Trump may have surged in the district this year, but it won’t be Trump on the ballot next year – it’ll be Schaer and Calabrese. And both assemblymen have proven, barely more than a year ago, that they can win handily among the voters who actually turn out in an off-year election. (The same is theoretically true for any legislator who won in 2023 in a district that’s otherwise challenging for their party.)

There’s also the wildcard of the gubernatorial race, which will set the tone for many of the legislative races beneath it; in 2021, only four legislators total won in seats that the other party’s gubernatorial candidate carried. No one knows yet what the 2025 gubernatorial matchup will be, or what national environment the nominees will be running in, both of which will help determine which party is realistically going to be in a position to gain seats in the legislature and which will be stuck on defense.

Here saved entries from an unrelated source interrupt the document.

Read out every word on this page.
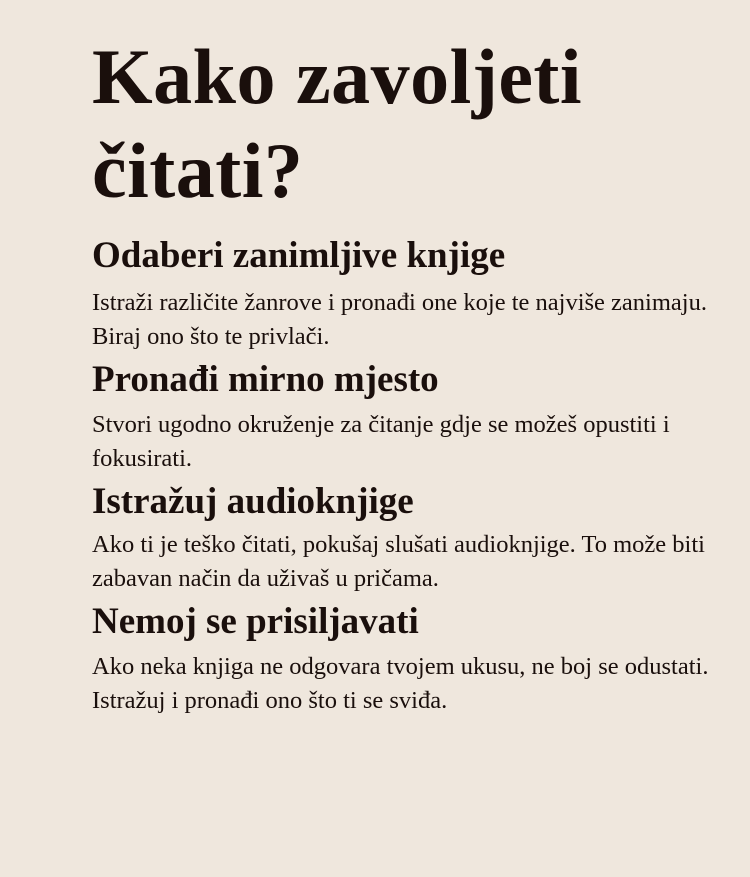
Kako zavoljeti
čitati?
Odaberi zanimljive knjige

Istraži različite žanrove i pronađi one koje te najviše zanimaju. Biraj ono što te privlači.

Pronađi mirno mjesto

Stvori ugodno okruženje za čitanje gdje se možeš opustiti i fokusirati.

Istražuj audioknjige

Ako ti je teško čitati, pokušaj slušati audioknjige. To može biti zabavan način da uživaš u pričama.

Nemoj se prisiljavati

Ako neka knjiga ne odgovara tvojem ukusu, ne boj se odustati. Istražuj i pronađi ono što ti se sviđa.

In other words, breaking down the 2024 presidential results by legislative district may be a bit of a futile task. Come 2025, the state could be full of districts where legislative results don’t come anywhere close to matching how they voted last month.

But Rasmussen cautioned both parties, and Democrats in particular, not to ignore the lessons of Trump’s strong performance, especially in the minority communities that once formed the bedrock of the party’s base. The first step towards making those shifts permanent, he said, would be ignoring them.

“I think it’s malpractice to assume that it can’t happen again,” Rasmussen said. “You cannot assume that it cannot happen again. Do Democrats have a chance to show everybody that they’re right and that these towns will come back to them? Yes they do. But is that going to happen on its own? No, it’s not. They’re going to have to work hard and make it happen.”

“If they want to show that the 2024 presidential election was a one-off, then they need to make it so,” he added.